Sweeping fires in 1891 and 1913, cruel winters at 11,200 feet elevation and vandalism took their toll.
The effort to rescue a period of mining history from the march of time has been a decades-long labor of love by community members and organizations.
Community interest has been instrumental in keeping Animas Forks alive materially as well as in memory, said David Singer, the principal of Silverton Restoration Consulting and the project manager. He did the drawings and construction specifications.
“It’s been a community stewardship,” Singer said. “In the 1970s, there was Animas Forks Day when townspeople would work on a project there. The historical societies of San Juan, Hinsdale and Ouray counties also took an interest in the project.”
The first cabin in Animas Forks, at the confluence of two draws that contribute the first water to the Animas River, was built in 1873. A decade later, the town had a population of more than 450 residents.
Animas Forks enjoyed a little more than 25 years of prosperity, but the gold and silver that put it on the map petered out shortly after the turn of the century.
Stabilization of the crumbling mining center got a boost in 1998 when the U.S. Bureau of Land Management and the San Juan County Historical Society joined forces to stabilize the site. A grant to San Juan County initiated restoration of dilapidated structures.
The involvement of the San Juan Mountains Association and the Mountain Studies Institute brought monitoring, maintenance, visitor services and financial support to the project.
The jail, which dates from 1882, is the oldest survivor. It is board-on-board construction – stacked planks notched on the ends, with no studs. The gabled roof also is board-on-board.
In restoring the original look to the jail, the flat roof installed 30 years ago as stopgap protection against the elements has been removed and the identifying board-on-board gabled roof will be replaced.
A series of land swaps involving San Juan County, the BLM and Sunnyside Gold Corp., ending in 2011, allowed the final restoration push in 2013 and 2014.

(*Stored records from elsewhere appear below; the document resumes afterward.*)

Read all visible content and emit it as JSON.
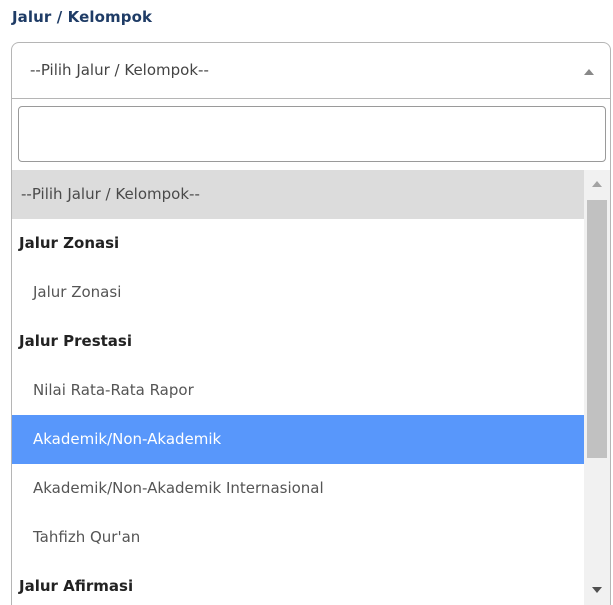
{
  "field": {
    "label": "Jalur / Kelompok"
  },
  "select": {
    "selected_text": "--Pilih Jalur / Kelompok--"
  },
  "search": {
    "value": "",
    "placeholder": ""
  },
  "options": [
    {
      "label": "--Pilih Jalur / Kelompok--",
      "kind": "placeholder",
      "highlighted": false
    },
    {
      "label": "Jalur Zonasi",
      "kind": "group",
      "highlighted": false
    },
    {
      "label": "Jalur Zonasi",
      "kind": "option",
      "highlighted": false
    },
    {
      "label": "Jalur Prestasi",
      "kind": "group",
      "highlighted": false
    },
    {
      "label": "Nilai Rata-Rata Rapor",
      "kind": "option",
      "highlighted": false
    },
    {
      "label": "Akademik/Non-Akademik",
      "kind": "option",
      "highlighted": true
    },
    {
      "label": "Akademik/Non-Akademik Internasional",
      "kind": "option",
      "highlighted": false
    },
    {
      "label": "Tahfizh Qur'an",
      "kind": "option",
      "highlighted": false
    },
    {
      "label": "Jalur Afirmasi",
      "kind": "group",
      "highlighted": false
    }
  ],
  "icons": {
    "select_arrow": "caret-up-icon",
    "scroll_up": "scroll-up-arrow-icon",
    "scroll_down": "scroll-down-arrow-icon"
  },
  "colors": {
    "label": "#1f3c66",
    "highlight": "#5897fb",
    "placeholder_bg": "#dcdcdc"
  }
}
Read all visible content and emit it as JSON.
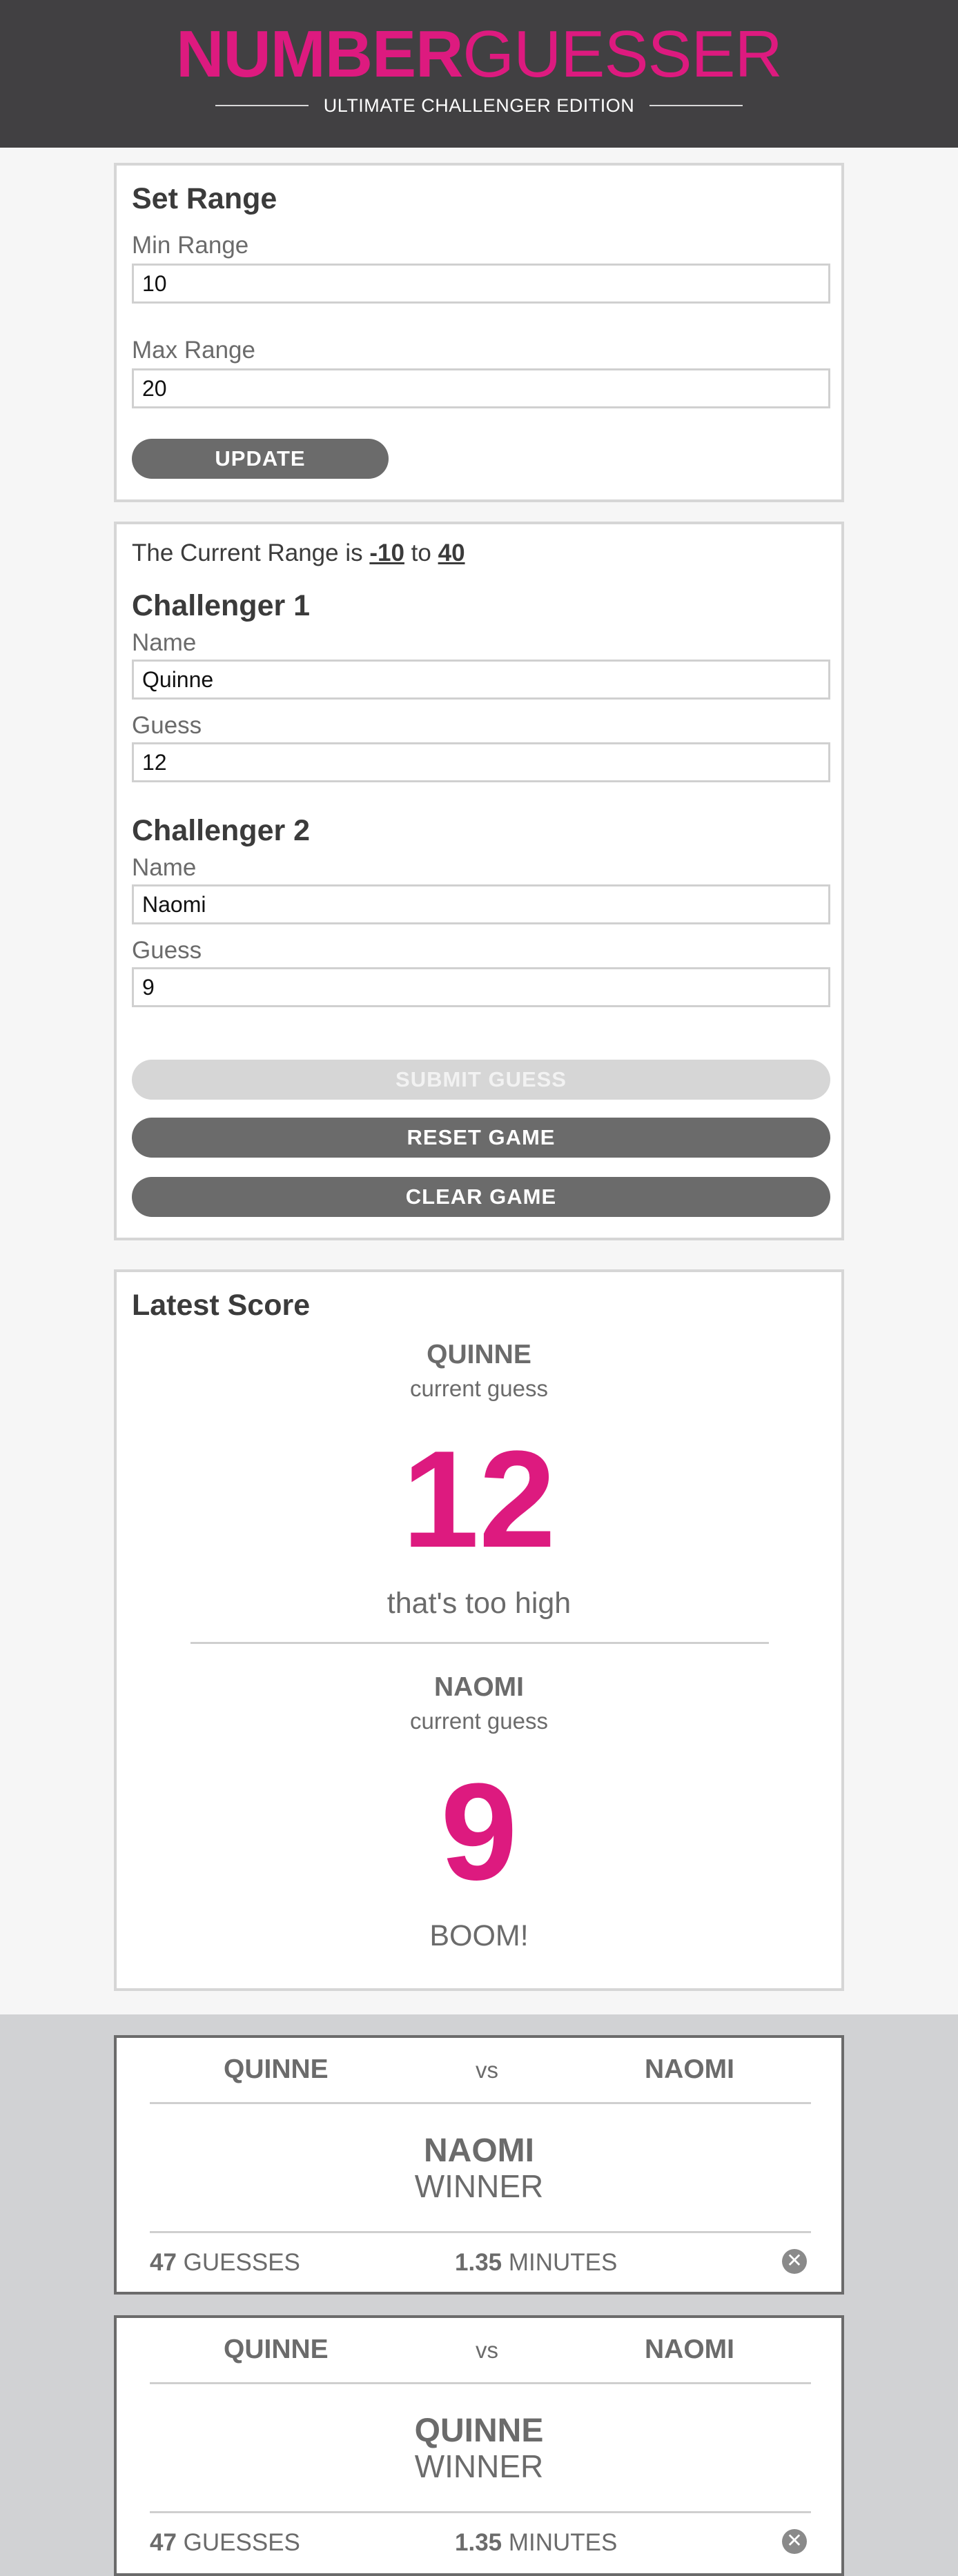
{
  "header": {
    "logo_bold": "NUMBER",
    "logo_light": "GUESSER",
    "subtitle": "ULTIMATE CHALLENGER EDITION"
  },
  "colors": {
    "accent": "#dd1a7f",
    "header_bg": "#414042",
    "button": "#6b6b6b",
    "button_disabled": "#d6d6d6"
  },
  "set_range": {
    "title": "Set Range",
    "min_label": "Min Range",
    "min_value": "10",
    "max_label": "Max Range",
    "max_value": "20",
    "update_label": "UPDATE"
  },
  "challenge": {
    "range_prefix": "The Current Range is",
    "range_min": "-10",
    "range_to": "to",
    "range_max": "40",
    "challenger1": {
      "title": "Challenger 1",
      "name_label": "Name",
      "name_value": "Quinne",
      "guess_label": "Guess",
      "guess_value": "12"
    },
    "challenger2": {
      "title": "Challenger 2",
      "name_label": "Name",
      "name_value": "Naomi",
      "guess_label": "Guess",
      "guess_value": "9"
    },
    "submit_label": "SUBMIT GUESS",
    "reset_label": "RESET GAME",
    "clear_label": "CLEAR GAME"
  },
  "latest_score": {
    "title": "Latest Score",
    "p1": {
      "name": "QUINNE",
      "caption": "current guess",
      "guess": "12",
      "feedback": "that's too high"
    },
    "p2": {
      "name": "NAOMI",
      "caption": "current guess",
      "guess": "9",
      "feedback": "BOOM!"
    }
  },
  "results": [
    {
      "p1": "QUINNE",
      "vs": "vs",
      "p2": "NAOMI",
      "winner": "NAOMI",
      "winner_label": "WINNER",
      "guesses": "47",
      "guesses_label": "GUESSES",
      "minutes": "1.35",
      "minutes_label": "MINUTES",
      "close_icon": "close-icon"
    },
    {
      "p1": "QUINNE",
      "vs": "vs",
      "p2": "NAOMI",
      "winner": "QUINNE",
      "winner_label": "WINNER",
      "guesses": "47",
      "guesses_label": "GUESSES",
      "minutes": "1.35",
      "minutes_label": "MINUTES",
      "close_icon": "close-icon"
    }
  ]
}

All entities in the project have local ties. They are BLM archaeologist Bruce Bourcy, Jon Horn from Alpine Archaeology; project manager David Singer from Silverton Restoration Consulting; Reynolds and Associates Engineering; Klinke & Lew Construction; Marcie Demmy Bidwell from Mountain Studies Institute; and Heather Bailey at the State Historical Fund in Durango.
Silverton Restoration Consulting has coordinated work carried out by Klinke & Lew Construction during the last two years. Five buildings were finished in 2013, the rest in 2014.
In general, restoration includes bringing buildings to plumb, bringing back their original look, improving site drainage, installing masonry piers and footings, replacing floor diaphragms and improving access to the sites.
Funding the work of the last two years were the Colorado State Historical Fund (grants worth $120,180 and $115,000) and the BLM (grants worth $65,000 and $30,000).
Restoration is suspended early in Animas Forks because at 11,200 feet elevation, snow can arrive in September. Only last year, the storm that brought severe flooding to Front Range communities dumped snow in Animas Forks.
Early snow was a constant for early residents, who would suspend activities and spend the winter in Silverton. In 1884, a three-week blizzard dropped 25 feet of snow on Animas Forks.
Bev Rich, chairwoman of the San Juan Historical Society, recalled that numerous community groups have contributed day labor and money for more than 40 years to preserve the ghost town.
Material support and encouragement came from outside groups, too, Rich said. She mentioned the Ghost Town Club of Colorado, a statewide group founded in 1958 that has contributed financial and on-site help.
“If we hadn’t intervened, there would be nothing but a pile of wood out there,” Rich said.